W sumie nie lubiłem mówić o pracy. Nudziło mnie to. Starałem się wiązać koniec z końcem i nikomu nie wchodzić w drogę. Nie handlowałem bronią ani prochami, i na moich rękach nie było krwi, a przynajmniej nic o tym nie wiedziałem. Byłem normalnym, zwykłym facetem, który znalazł się we właściwym miejscu we właściwym czasie.

W tym świecie od zawsze było tak, że ktoś zyskiwał, a ktoś tracił. Szczęście trafiło akurat do mnie, i nie miałem zamiaru protestować. Gdy różnego rodzaju twórcy odeszli do lamusa, miliony nie miały pracy, i co gorsza, żadnej nadziei na lepsze jutro. Nikomu, również mi, nie było łatwo. Nastąpił krach CBDC i wszelkich cyfrowych walut. Elity i rządy zmieniały się w jak w kalejdoskopie, a autorytety upadały.

Choć teoretycznie nic mnie z Polską nie wiązało, to bolał sam fakt, że wtedy padła ofiarą bezprecedensowych ataków. Według wielu mądrych ludzi była to konsekwencja słów z początku wieku, że tak będzie, dopóki kraj nie zapłaci określonym grupom ogromnych pieniędzy. Generowano miliony stronniczych tekstów o tym, jak bardzo Polacy są straszni i złodziejscy, i jak mocno zniszczyli pewną społeczność w trakcie ostatniej wojny światowej.

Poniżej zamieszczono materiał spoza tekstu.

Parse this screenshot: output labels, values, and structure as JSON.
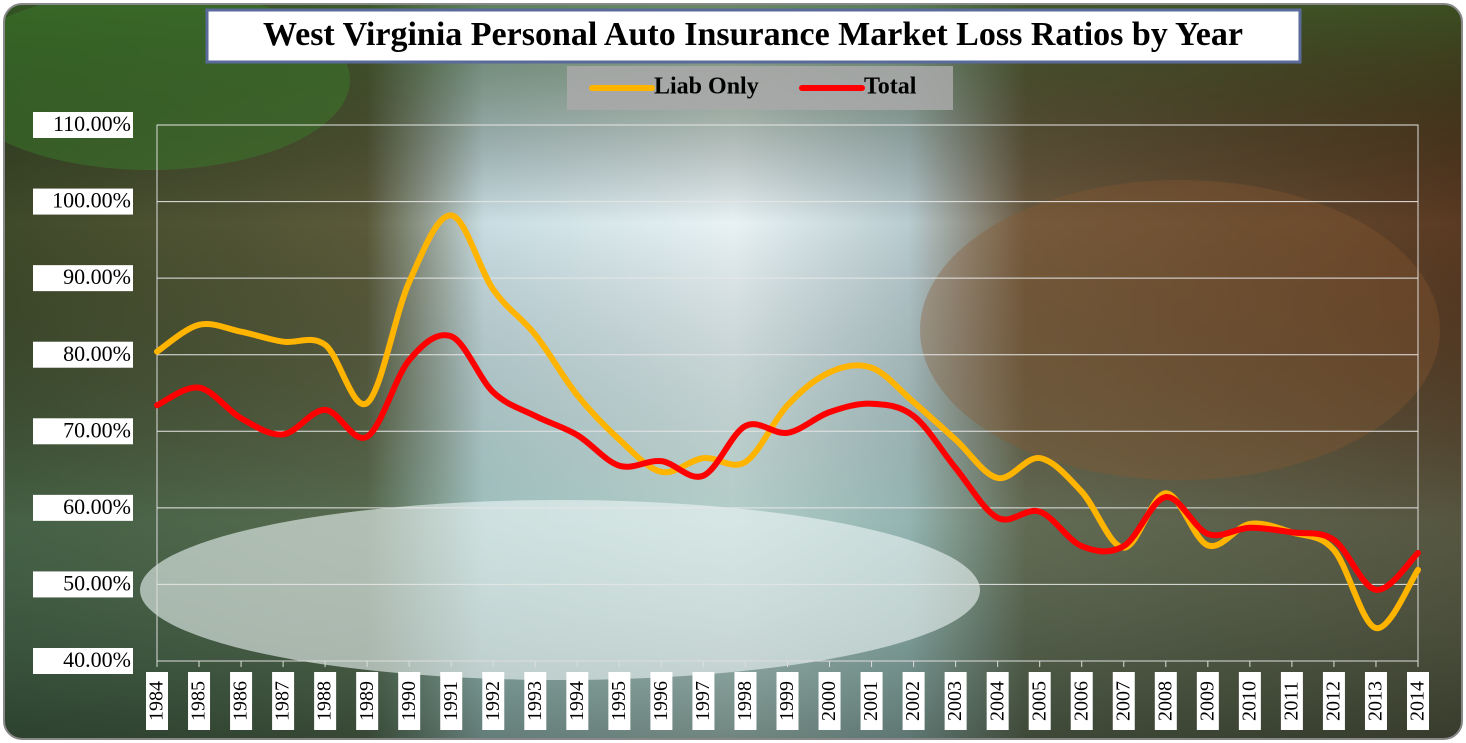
{
  "chart_data": {
    "type": "line",
    "title": "West Virginia Personal Auto Insurance Market Loss Ratios by Year",
    "categories": [
      "1984",
      "1985",
      "1986",
      "1987",
      "1988",
      "1989",
      "1990",
      "1991",
      "1992",
      "1993",
      "1994",
      "1995",
      "1996",
      "1997",
      "1998",
      "1999",
      "2000",
      "2001",
      "2002",
      "2003",
      "2004",
      "2005",
      "2006",
      "2007",
      "2008",
      "2009",
      "2010",
      "2011",
      "2012",
      "2013",
      "2014"
    ],
    "series": [
      {
        "name": "Liab Only",
        "color": "#ffb400",
        "values": [
          80.4,
          83.9,
          83.0,
          81.7,
          81.3,
          73.7,
          89.5,
          98.2,
          88.5,
          82.6,
          74.7,
          68.9,
          64.7,
          66.5,
          66.0,
          73.4,
          77.7,
          78.3,
          73.8,
          68.9,
          63.9,
          66.5,
          62.1,
          54.8,
          61.9,
          55.1,
          57.9,
          56.8,
          54.5,
          44.3,
          51.9
        ]
      },
      {
        "name": "Total",
        "color": "#ff0000",
        "values": [
          73.4,
          75.7,
          71.7,
          69.6,
          72.8,
          69.3,
          79.3,
          82.4,
          75.1,
          72.0,
          69.5,
          65.5,
          66.1,
          64.2,
          70.7,
          69.8,
          72.5,
          73.6,
          72.0,
          65.2,
          58.7,
          59.5,
          55.0,
          55.0,
          61.4,
          56.6,
          57.4,
          56.8,
          55.8,
          49.3,
          54.1
        ]
      }
    ],
    "ylim": [
      40,
      110
    ],
    "yticks": [
      {
        "value": 40,
        "label": "40.00%"
      },
      {
        "value": 50,
        "label": "50.00%"
      },
      {
        "value": 60,
        "label": "60.00%"
      },
      {
        "value": 70,
        "label": "70.00%"
      },
      {
        "value": 80,
        "label": "80.00%"
      },
      {
        "value": 90,
        "label": "90.00%"
      },
      {
        "value": 100,
        "label": "100.00%"
      },
      {
        "value": 110,
        "label": "110.00%"
      }
    ],
    "grid": true,
    "smooth": true
  }
}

Kilka razy uczestniczyłem w głośnych protestach w tej sprawie, a po jednym z nich obiecałem sobie, że zawsze będę używał etycznie wszystkich swoich SI.

Ogólnie w tamtym czasie zapisano na nowo wiele kart historii. To tylko przepełniło czarę goryczy, i wtedy powstała naklejka „100% human made” i działalność rozpoczęła słynna organizacja terrorystyczna, która regularnie paraliżowała pracę serwerowni.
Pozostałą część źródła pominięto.